Harvest Utilities#

This module provides the Harvester class to aggregate, analyze, and visualize evaluation results across multiple reinforcement learning models and environments.

It computes metrics like Final Return, IQM (Interquartile Mean), and AULC (Area Under Learning Curve), and generates publication-ready plots and CSV/Markdown tables.

Classes#

class objectrl.utils.harvest_utils.Harvester(config: HarvestConfig)[source]#

Bases: object

Collects, processes, and visualizes evaluation results for multiple models across various environments.

This class is designed to aggregate performance metrics like Final Return, Interquartile Mean (IQM), and Area Under the Learning Curve (AULC), and generate publication-ready plots and tables.

Parameters:

config (HarvestConfig) – Configuration object containing paths, model/env names, seeds, plotting parameters, and verbosity settings.

config#

Configuration object with harvesting settings.

Type:

HarvestConfig

metrics#

List of metrics to compute and visualize.

Type:

list[str]

results#

Nested dictionary to store metric results.

Type:

dict[str, dict[str, dict[str, list[float]]]]

curves#

Nested dictionary to store learning curves for each model and environment.

Type:

dict[str, dict[str, dict[str, Any]]]

__init__(config: HarvestConfig) None[source]#

Initialize the Harvester with a configuration object.

Parameters:

config (HarvestConfig) – Configuration containing paths, model/env names, seeds, plotting parameters, and verbosity settings.

Returns:

None

initialize_data_stores() None[source]#

Prepare internal data structures to store metric results and learning curves.

Parameters:

None

Returns:

None

get_result_file_path(env: str, model: str, seed: int) PathLike | None[source]#

Get the file path to the latest evaluation results for a specific setting.

Parameters:
  • env (str) – Environment name.

  • model (str) – Model name.

  • seed (int) – Seed index.

Returns:

Full path to result .npy file, or None if not found.

Return type:

os.PathLike | None

smooth_curve(x: ndarray) ndarray[source]#

Smooth a learning curve using a moving average defined in config.

Parameters:

x (np.ndarray) – Raw curve array (e.g., rewards over time).

Returns:

Smoothed version of input array.

Return type:

np.ndarray

Raises:

ValueError – If window is invalid or larger than the array length.

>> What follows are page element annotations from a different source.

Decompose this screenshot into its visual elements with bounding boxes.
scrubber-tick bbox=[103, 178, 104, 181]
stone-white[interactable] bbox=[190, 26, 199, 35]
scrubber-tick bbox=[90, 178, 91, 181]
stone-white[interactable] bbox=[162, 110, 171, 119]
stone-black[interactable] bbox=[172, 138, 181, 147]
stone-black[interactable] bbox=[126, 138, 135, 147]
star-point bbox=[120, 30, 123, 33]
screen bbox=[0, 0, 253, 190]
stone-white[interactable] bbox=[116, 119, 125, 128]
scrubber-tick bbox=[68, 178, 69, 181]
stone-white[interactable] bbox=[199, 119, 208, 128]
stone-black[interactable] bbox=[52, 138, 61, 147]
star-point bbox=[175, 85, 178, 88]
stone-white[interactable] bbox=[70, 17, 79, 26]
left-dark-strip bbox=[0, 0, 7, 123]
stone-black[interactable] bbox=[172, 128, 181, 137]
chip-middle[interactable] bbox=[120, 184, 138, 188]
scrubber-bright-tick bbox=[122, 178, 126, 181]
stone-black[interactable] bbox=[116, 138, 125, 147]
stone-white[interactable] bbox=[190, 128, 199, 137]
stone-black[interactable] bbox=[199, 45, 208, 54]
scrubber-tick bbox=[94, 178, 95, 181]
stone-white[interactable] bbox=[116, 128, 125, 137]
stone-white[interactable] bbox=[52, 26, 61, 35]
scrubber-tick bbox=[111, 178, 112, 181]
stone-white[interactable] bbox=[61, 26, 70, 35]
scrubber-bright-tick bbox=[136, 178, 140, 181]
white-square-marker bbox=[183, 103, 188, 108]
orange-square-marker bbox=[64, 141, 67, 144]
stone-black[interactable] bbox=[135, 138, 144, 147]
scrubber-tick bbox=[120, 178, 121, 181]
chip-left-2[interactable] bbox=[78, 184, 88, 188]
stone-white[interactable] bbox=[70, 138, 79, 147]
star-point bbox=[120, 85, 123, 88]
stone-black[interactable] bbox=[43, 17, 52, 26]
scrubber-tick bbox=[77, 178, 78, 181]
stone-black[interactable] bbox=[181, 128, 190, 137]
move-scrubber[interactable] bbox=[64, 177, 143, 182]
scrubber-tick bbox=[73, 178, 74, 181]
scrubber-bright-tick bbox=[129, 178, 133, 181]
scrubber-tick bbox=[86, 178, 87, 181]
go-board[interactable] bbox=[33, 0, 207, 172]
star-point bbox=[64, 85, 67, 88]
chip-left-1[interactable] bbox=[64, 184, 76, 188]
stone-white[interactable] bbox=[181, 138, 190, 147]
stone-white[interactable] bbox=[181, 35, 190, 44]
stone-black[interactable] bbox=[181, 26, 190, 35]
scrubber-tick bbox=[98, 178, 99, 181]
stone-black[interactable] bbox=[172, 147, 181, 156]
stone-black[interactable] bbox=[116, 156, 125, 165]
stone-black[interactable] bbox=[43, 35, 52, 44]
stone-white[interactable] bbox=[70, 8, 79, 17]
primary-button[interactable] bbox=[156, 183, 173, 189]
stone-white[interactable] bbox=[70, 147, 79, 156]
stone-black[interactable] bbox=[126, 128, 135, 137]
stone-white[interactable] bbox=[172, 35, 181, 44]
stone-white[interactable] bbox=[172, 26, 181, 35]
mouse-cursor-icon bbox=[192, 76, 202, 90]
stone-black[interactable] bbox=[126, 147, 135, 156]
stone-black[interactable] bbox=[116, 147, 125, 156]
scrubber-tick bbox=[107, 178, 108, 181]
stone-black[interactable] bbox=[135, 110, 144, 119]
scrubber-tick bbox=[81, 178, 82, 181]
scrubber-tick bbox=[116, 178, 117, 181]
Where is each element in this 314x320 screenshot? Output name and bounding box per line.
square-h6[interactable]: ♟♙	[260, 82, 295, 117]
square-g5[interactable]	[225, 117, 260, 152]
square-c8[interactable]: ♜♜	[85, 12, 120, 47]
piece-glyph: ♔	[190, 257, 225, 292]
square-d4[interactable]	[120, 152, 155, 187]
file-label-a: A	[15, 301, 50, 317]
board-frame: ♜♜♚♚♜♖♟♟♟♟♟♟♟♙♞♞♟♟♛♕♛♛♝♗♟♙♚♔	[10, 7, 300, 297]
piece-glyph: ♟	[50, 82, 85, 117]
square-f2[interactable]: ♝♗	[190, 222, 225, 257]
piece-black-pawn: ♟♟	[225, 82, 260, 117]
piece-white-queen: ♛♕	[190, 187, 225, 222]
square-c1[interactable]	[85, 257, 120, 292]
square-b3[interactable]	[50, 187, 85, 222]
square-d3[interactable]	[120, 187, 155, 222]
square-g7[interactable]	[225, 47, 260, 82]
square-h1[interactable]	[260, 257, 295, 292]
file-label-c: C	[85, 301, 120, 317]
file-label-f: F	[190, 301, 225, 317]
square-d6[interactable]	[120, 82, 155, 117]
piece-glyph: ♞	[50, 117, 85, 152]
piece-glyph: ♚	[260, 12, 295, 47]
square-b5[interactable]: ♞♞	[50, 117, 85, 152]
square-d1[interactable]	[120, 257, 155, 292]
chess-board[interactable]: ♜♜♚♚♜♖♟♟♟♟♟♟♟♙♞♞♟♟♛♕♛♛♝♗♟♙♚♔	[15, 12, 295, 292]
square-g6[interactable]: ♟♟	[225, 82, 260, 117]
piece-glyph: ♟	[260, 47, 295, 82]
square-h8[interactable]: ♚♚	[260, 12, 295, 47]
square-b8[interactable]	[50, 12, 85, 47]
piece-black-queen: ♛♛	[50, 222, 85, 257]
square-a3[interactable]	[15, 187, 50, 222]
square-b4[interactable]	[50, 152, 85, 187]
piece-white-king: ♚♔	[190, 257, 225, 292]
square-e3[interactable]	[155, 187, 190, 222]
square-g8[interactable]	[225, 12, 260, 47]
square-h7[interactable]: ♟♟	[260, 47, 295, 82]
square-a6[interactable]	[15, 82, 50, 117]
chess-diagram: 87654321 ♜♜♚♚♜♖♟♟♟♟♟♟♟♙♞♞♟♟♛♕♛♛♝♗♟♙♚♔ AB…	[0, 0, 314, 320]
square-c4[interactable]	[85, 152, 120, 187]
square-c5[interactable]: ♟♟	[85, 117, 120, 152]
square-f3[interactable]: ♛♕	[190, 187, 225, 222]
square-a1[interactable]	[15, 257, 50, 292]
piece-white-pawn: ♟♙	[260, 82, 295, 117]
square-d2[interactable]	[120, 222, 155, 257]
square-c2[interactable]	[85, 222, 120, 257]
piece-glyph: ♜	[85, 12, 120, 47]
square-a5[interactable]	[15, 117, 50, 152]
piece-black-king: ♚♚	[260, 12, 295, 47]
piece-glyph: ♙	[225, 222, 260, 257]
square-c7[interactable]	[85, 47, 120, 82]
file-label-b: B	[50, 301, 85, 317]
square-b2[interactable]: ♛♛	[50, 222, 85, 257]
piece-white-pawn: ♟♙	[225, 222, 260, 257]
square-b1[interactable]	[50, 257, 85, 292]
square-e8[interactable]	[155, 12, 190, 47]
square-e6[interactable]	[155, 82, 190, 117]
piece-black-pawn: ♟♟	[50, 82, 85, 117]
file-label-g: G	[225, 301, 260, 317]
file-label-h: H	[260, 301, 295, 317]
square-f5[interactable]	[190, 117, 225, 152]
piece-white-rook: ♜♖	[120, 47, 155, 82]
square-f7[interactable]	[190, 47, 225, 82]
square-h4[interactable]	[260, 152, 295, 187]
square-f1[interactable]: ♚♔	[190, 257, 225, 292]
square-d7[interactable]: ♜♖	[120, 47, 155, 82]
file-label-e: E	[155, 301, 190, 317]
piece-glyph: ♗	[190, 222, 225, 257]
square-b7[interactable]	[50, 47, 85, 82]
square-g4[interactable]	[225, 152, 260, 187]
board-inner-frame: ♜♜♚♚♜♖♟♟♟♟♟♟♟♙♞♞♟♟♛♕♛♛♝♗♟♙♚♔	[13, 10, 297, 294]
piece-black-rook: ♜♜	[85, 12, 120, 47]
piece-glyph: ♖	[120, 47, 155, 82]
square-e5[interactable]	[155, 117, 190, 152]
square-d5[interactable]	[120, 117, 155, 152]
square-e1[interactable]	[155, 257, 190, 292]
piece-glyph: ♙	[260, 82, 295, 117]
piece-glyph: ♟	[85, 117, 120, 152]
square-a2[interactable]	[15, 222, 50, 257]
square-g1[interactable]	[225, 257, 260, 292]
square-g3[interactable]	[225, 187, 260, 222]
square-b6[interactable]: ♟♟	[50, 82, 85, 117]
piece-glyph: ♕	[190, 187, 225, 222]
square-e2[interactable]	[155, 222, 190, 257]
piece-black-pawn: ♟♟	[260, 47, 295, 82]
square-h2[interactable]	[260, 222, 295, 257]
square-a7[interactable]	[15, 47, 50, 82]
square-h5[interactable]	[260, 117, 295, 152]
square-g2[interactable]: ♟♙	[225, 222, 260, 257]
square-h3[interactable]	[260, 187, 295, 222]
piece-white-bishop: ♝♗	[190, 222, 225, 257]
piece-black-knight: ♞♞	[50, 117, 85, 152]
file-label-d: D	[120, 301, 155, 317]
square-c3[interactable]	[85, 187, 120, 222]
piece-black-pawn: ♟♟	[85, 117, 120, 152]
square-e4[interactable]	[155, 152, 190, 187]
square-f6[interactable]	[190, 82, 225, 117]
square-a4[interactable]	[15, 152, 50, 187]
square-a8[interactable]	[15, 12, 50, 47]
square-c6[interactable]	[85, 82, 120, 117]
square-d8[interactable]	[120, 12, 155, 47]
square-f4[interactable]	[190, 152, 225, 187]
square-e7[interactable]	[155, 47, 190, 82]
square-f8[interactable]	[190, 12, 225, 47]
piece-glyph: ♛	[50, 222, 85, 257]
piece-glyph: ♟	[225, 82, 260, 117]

collect_results() None[source]#

Load results from disk and compute summary metrics (Final, IQM, AULC). Also smooth and store all evaluation curves for each model and seed.

Parameters:

None

Returns:

None

format_model_name(model: str) str[source]#

Convert model name to uppercase for presentation.

Parameters:

model (str) – Original model identifier.

Returns:

Formatted model name (uppercase).

Return type:

str

_plot_model_metrics(env: str, model: str, ax: Any, ax_env: Any, df_env: DataFrame, df_all: DataFrame) tuple[DataFrame, DataFrame][source]#

Plot a learning curve for a single model, add metrics to dataframes.

Parameters:
  • env (str) – Name of the environment.

  • model (str) – Name of the model.

  • ax (Any) – Axes for combined figure (all environments).

  • ax_env (Any) – Axes for individual environment figure.

  • df_env (pd.DataFrame) – Environment-specific metrics table.

  • df_all (pd.DataFrame) – Aggregated table for all metrics.

Returns:

Updated environment and global results.

Return type:

tuple[pd.DataFrame, pd.DataFrame]

plot_results() None[source]#

Generate all visualizations and metric tables: - One plot per environment. - One aggregate plot for all environments. - CSV and Markdown outputs.

Parameters:

None

Returns:

None

harvest() None[source]#

Execute the full harvesting pipeline: - Collect results from files. - Compute statistics. - Generate plots and output tables.

Parameters:

None

Returns:

None

Key Features#

  • Collect evaluation results from disk for multiple seeds.

  • Compute metrics such as Final, IQM, AULC.

  • Smooth learning curves using configurable moving average.

  • Generate per-environment and global plots.

  • Output results as .csv, .md, .png, and .pdf.

Typical Workflow#

harvester = Harvester(config)
harvester.harvest()

This will:

  1. Load and process evaluation results.

  2. Compute statistical summaries.

  3. Save visualizations and tables in config.result_path.